Poza tą sytuacją również gdy miałem kilka lat i bawiłem się z moją siostrą cioteczną w tym samym domu naszych dziadków otwierając drzwi od łazienki ujrzałem miskę wyglądającą jakby była przylepiona czymś do sufitu górną stroną. Zaskakujące było to, że miska gdy na nią patrzyłem wisiała w powietrzu dosłownie przez ułamek sekundy po czym z hukiem wpadła do wanny. Opowiedzieliśmy o tym i dziadkom i rodzicom, ale nikt nam nie uwierzył. Sam nie do końca mogę w to uwierzyć ale do tej pory nie mogę znaleźć bardziej racjonalnego wytłumaczenia niż, że po prostu wisiała w powietrzu skoro nie miała żadnego punktu zaczepienia.
Kilka lat później gdy miałem już lat naście sytuacja ze schodami była dla mnie czymś normalnym ,a nawet jeśli nie do końca to nikomu o tym nie mówiłem po co mają mnie znów wyśmiać jak w przypadku miski, że mam bujną wyobraźnię. Zachowałem to dla siebie, aż pewnego razu usłyszałem jak babcia rozmawia z moja inna dużo starszą siostrą cioteczną. Siostra zwierzyła się babci, że odczuwa jakieś dziwne wrażenia wchodząc wewnętrznymi schodami. Wtedy się zaniepokoiłem, ale ciarki mnie przeszły dopiero gdy babcia powiedziała jej, że ona też to odczuwa i ze ten ciężki oddech brzmi identycznie jak oddech jej babci, czyli mojej praprababci gdy była już stara.

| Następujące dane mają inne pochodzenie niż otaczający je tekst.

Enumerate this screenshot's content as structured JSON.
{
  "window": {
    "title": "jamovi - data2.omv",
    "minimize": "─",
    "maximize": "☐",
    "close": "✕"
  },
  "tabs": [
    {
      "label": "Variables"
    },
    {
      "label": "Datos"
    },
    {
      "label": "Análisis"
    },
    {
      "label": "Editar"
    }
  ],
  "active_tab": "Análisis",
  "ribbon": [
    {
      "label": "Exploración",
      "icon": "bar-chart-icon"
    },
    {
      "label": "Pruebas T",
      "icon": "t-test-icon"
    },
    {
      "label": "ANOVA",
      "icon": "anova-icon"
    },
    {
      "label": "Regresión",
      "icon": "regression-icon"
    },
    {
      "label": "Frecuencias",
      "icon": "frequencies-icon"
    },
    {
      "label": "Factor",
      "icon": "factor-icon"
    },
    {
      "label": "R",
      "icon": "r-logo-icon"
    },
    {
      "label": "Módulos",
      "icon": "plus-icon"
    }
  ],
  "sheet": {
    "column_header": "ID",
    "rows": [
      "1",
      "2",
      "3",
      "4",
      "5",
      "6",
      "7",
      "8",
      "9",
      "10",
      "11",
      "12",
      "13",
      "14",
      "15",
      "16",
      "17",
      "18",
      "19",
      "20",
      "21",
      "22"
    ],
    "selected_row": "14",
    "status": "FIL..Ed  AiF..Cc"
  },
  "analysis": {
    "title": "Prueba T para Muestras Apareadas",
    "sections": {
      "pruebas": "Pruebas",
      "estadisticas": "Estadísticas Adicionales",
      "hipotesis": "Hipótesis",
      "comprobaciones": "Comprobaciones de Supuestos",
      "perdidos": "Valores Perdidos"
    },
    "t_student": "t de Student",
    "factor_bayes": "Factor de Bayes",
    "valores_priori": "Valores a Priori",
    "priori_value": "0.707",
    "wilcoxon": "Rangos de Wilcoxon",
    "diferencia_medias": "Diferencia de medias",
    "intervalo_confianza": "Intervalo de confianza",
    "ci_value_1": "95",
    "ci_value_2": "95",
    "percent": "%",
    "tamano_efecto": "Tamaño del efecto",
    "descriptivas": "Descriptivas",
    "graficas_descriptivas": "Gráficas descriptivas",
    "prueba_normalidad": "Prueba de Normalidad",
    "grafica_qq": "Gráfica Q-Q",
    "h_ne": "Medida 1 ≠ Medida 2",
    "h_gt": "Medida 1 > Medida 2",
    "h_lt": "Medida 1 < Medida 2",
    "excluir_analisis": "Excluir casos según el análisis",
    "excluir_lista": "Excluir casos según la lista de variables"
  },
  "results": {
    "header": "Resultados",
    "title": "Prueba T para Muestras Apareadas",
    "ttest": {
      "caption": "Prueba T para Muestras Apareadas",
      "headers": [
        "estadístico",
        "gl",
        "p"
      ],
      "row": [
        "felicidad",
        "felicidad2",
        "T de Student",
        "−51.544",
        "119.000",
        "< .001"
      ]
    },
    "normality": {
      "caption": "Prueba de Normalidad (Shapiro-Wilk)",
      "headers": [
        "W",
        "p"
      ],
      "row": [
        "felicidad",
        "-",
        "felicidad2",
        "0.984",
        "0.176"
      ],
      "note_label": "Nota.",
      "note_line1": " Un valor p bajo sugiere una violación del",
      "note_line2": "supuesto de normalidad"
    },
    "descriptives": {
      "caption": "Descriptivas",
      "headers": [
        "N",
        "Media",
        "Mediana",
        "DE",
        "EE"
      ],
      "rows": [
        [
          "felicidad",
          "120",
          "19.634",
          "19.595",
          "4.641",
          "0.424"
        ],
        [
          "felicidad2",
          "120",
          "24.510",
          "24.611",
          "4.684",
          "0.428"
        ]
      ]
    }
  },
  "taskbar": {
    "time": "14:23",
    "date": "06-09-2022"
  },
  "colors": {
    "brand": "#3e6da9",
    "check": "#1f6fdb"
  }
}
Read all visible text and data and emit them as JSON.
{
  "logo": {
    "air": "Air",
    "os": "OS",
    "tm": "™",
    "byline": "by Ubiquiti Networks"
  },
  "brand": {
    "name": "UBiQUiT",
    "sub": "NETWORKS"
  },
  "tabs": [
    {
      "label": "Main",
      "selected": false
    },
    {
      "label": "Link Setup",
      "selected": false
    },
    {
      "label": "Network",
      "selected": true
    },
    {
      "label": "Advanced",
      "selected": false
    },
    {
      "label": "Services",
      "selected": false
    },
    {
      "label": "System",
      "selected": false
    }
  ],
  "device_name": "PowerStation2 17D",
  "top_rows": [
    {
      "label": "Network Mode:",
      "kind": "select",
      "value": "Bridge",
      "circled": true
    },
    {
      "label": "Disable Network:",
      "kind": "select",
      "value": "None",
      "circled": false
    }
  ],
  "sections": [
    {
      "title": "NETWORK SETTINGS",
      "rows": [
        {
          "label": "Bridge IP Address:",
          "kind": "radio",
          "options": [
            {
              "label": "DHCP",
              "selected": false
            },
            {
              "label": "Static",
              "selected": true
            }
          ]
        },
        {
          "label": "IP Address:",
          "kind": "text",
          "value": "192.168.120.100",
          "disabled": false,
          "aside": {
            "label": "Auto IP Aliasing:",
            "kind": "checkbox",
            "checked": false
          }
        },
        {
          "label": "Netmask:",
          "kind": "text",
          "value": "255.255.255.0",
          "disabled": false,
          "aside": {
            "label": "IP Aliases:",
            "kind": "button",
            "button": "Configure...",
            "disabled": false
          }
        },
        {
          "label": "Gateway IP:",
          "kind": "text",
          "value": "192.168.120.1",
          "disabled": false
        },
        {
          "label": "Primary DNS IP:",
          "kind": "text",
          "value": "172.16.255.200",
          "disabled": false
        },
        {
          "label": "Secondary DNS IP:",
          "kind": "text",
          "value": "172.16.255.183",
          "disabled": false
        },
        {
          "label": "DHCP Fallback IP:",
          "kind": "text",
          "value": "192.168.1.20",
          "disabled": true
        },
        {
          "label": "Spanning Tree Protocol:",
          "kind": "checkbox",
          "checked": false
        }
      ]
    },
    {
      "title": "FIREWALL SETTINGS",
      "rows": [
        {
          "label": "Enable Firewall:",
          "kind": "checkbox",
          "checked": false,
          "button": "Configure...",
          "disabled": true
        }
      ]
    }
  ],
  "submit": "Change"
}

Od czterech lat mieszkam z rodzicami i bratem w domu, który został wybudowany naprzeciwko moich dziadków na działce na której stał kiedyś dom praprababci. Było to bodajże dwa lub trzy lata temu. Oglądałem do późna telewizję po czym usnąłem przed telewizorem na kanapie. Obudziłem się w nocy, wyłączyłem telewizor który piszczał ponieważ było już zakończenie programu na 1ce lub 2ce. Czułem, że boli mnie od tego głowa, pewnie piszczał już od dobrych kilkunastu lub kilkudziesięciu minut. Poszedłem do kuchni, napiłem się wody po czym zamierzałem iść na gorę do swojego pokoju i położyć się spać. Po prawej stronie miałem otwarte drzwi od ubikacji, a z małego okienka w niej wpadało wyraziste światło księżyca. Ale nie wszystko było w porządku, gdy przechodziłem obok ubikacji zobaczyłem cień, który wyglądał jakby unosił się w powietrzu. Pomyślałem, że coś za oknem musiało go utworzyć. Z ciekawości wróciłem się, przeszedłem tym razem miałem po lewej stronie drzwi. Nic szczególnego poza jasnym księżycem nie przykuło mojej uwagi, pomyślałem że to nie możliwe, dopiero co coś tam było. Postanowiłem spróbować jeszcze raz tym razem mając drzwi po prawej. Nic. Dopiero teraz przeszedł przeze moje ciało dziwny dreszcz, włosy na rekach stanęły mi na dęba. Zrozumiałem, że to nie jest normalne i uciekłem do pokoju, owinąłem się w kołdrę i starałem jak najszybciej zasnąć nie myśląc o tym. Obudziłem się rano wypoczęty, nawet zapomniałem o sytuacji z ubiegłej nocy. Poszedłem zrobić sobie śniadanie, przyszła moja mama i mówi, że miała straszny sen, poprosiłem żeby mi opowiedziała. A ona na to, że śniło jej się, że widziała jak jej prababcia (ta sama) wisiała powieszona na sznurze w ubikacji w naszym domu. Przeszły mnie dreszcze. Od tamtej pory zacząłem trochę wierzyć w rzeczy do których podchodziłem zazwyczaj sceptycznie i starałem się to wytłumaczyć w namacalny sposób. Od tamtej pory rzeczy paranormalne mnie trochę fascynują, ta cała tajemniczość rzeczy paranormalnych i w ogóle sam fakt, że cos takiego mnie spotkało chociaż dopiero teraz dostrzegam w tym coś bardzo ciekawego. Od kiedy zacząłem w to wierzyć nie spotkało mnie nic paranormalnego poza odczuciem w miejscach temu sprzyjających, że coś może się tu wydarzyć.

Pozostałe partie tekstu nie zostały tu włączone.